As John looks at the crowd, he notices that they’ve all got palm branches in their hands.. Palm branches should remind you of something else: Palm Sunday. Palm branches were also used in celebrations when a conquering king returned home victorious. When Jesus came on a donkey into Jerusalem, he was hailed as King, the Son of David! Here, this enormous multi-ethnic crowd of saints is celebrating a victory.
And they’re singing a victory song. They sing a song to God and to the Lamb. Even the Angels themselves join in with a heavenly “Glory be to God on High!” Earlier John reported, “I saw a Lamb standing as though it had been slain.” (Rev. 5:6). God himself has become a man and has suffered worse than anyone else, and by his suffering and death victory has been won.
“Around the throne of David, the saints from care released raise loud their songs of triumph to celebrate the feast. They sing to Christ their leader, who conquered in the fight, who won for them forever their gleaming robes of white.” (Jerusalem the Golden, LSB 672, Stanza 3).
So what do the saints do in heaven? They celebrate. The sing the songs of victory. They remember what God has done for them. They are part of the most amazing Divine Service that ever shall be.
They are Under God’s Care
Palm branches were also used in the ancient Feast of Tabernacles. It commemorated God’s care for the Israelites during their forty years in the wilderness, and afterwards God’s continual care of them every day. One main features of the feast was carrying palm branches (cf. Neh. 8:14–17). That is part of the imagery which John is using here. Life is like being in a wilderness. The troubles of the wilderness are over, Now, the Church has entered the true promised-land.

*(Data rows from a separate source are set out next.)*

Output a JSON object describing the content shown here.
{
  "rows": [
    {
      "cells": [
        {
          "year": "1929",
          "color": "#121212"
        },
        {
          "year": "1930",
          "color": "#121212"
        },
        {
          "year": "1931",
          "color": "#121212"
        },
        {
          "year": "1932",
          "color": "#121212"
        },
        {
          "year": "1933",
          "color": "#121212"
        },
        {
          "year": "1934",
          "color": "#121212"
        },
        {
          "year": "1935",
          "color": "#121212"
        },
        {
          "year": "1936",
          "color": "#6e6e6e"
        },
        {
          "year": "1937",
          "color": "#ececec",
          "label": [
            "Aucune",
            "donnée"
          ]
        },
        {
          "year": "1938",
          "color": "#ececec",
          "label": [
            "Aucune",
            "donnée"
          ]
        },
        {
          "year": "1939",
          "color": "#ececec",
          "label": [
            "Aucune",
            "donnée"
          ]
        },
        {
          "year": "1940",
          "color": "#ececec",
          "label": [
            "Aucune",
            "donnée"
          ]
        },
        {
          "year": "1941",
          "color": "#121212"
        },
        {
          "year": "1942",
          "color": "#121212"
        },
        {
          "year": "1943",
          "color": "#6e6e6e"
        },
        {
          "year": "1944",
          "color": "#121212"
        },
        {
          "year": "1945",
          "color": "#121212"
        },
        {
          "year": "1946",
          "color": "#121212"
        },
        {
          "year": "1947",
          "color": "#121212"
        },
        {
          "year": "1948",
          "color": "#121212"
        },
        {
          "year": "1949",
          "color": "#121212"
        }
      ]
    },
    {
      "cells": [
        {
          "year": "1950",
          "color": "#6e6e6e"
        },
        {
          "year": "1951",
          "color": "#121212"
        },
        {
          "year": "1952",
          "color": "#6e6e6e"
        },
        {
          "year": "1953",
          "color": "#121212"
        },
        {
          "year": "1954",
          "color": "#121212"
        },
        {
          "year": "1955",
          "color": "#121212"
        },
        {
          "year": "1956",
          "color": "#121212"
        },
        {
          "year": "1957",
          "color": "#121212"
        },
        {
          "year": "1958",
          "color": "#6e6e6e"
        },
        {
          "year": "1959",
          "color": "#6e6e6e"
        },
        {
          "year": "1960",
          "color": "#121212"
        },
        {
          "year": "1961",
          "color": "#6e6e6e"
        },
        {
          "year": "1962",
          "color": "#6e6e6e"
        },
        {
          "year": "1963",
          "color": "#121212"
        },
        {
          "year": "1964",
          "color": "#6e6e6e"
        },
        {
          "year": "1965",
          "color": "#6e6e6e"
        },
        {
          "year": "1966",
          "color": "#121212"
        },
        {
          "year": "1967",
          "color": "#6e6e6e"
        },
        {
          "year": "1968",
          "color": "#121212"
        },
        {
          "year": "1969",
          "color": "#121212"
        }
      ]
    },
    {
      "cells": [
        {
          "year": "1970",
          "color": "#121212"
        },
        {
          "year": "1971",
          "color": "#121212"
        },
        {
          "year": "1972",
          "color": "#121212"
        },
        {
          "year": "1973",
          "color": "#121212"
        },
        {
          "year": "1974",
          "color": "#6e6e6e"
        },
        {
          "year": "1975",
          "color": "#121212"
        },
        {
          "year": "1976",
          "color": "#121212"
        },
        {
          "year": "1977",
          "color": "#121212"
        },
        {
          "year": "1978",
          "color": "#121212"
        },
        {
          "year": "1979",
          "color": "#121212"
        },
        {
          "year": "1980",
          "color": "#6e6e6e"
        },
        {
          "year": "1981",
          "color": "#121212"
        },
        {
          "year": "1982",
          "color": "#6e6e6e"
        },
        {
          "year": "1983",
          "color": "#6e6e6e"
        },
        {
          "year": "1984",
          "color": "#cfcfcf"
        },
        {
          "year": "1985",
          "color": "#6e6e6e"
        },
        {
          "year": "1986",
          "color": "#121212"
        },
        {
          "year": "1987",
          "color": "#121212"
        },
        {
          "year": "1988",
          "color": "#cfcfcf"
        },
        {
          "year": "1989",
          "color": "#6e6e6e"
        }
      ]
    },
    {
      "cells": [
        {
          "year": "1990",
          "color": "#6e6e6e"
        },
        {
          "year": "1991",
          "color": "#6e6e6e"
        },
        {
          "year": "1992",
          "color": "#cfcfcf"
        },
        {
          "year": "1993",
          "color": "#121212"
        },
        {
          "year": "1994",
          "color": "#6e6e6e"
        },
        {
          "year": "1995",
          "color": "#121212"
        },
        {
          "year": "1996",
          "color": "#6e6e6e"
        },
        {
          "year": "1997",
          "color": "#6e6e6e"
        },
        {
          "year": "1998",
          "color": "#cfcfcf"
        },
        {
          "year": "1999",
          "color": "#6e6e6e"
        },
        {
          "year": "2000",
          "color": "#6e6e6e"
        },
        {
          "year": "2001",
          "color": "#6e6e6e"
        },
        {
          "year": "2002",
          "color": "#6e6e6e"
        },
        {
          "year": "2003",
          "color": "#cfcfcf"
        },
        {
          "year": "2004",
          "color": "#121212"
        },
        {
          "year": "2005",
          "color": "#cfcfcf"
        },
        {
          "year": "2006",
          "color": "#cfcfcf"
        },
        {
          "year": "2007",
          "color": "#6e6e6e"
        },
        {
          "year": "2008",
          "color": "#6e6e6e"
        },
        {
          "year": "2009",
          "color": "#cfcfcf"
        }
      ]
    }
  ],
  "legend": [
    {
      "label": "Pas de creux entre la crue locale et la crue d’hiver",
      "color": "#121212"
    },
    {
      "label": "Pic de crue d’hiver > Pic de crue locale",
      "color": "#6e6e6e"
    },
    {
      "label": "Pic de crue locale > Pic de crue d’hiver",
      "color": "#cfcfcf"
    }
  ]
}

We have to travel through the wilderness of life, but if we trust in Jesus our Lord, we will then find ourselves in God’s throne room, in the heavenly temple, worshiping in the ultimate Divine Service. The saints in heaven do not want for anything. They are under the care of God. They no longer are plagued with hunger or thirst. They don’t get worn out because of the stress of this life.
The saints in heaven, no longer have any tears. One poet used to say he could never read this without tears. Think of it, dear brothers and sisters. Think of what life is now—a place of tears—and think that we are promised a place where tears will be no more. The only tears you’ll have in heaven are tears of joy. But there is one more unspeakable joy that come this text tells of about Heaven. We have the very presence and love of the Lord Jesus Christ. He will dwell among us himself. Those who have died in the faith have this blessing: Jesus Christ shall be like a tent to cover them, like a Shepherd to feed them, like a Guide to lead them to fountains of living water. The tears, and sorrows, sufferings and trials of this life are gone. God wipes them all away. He comforts the saints and in his presence, there is fullness of joy forever more. That’s the hope which is yours through Christ Jesus, the lamb who was slain for you.
Do you have loved ones in heaven? Rejoice for them, because they are far better off than we are. The question is: are we on the way there ourselves? For it won’t be long now. Rest will come. The One who began a good work in us will bring it to completion. One day the bell will toll for us, and we will rejoice in the victory of death, the victory of Jesus, and all those who are left behind will rejoice for us. Death will give way to life, tears will give way to joy, sin with give way to bliss, and, dear saints, until that day, fix your eyes on Jesus, the founder and perfecter of our faith, who for the joy that was set before him endured the cross, despising the shame, and is seated at the right hand of the throne of God.
And now may the peace of God, which passes all understanding, keep our hearts and our minds in Christ Jesus our Lord, to life everlasting. Amen.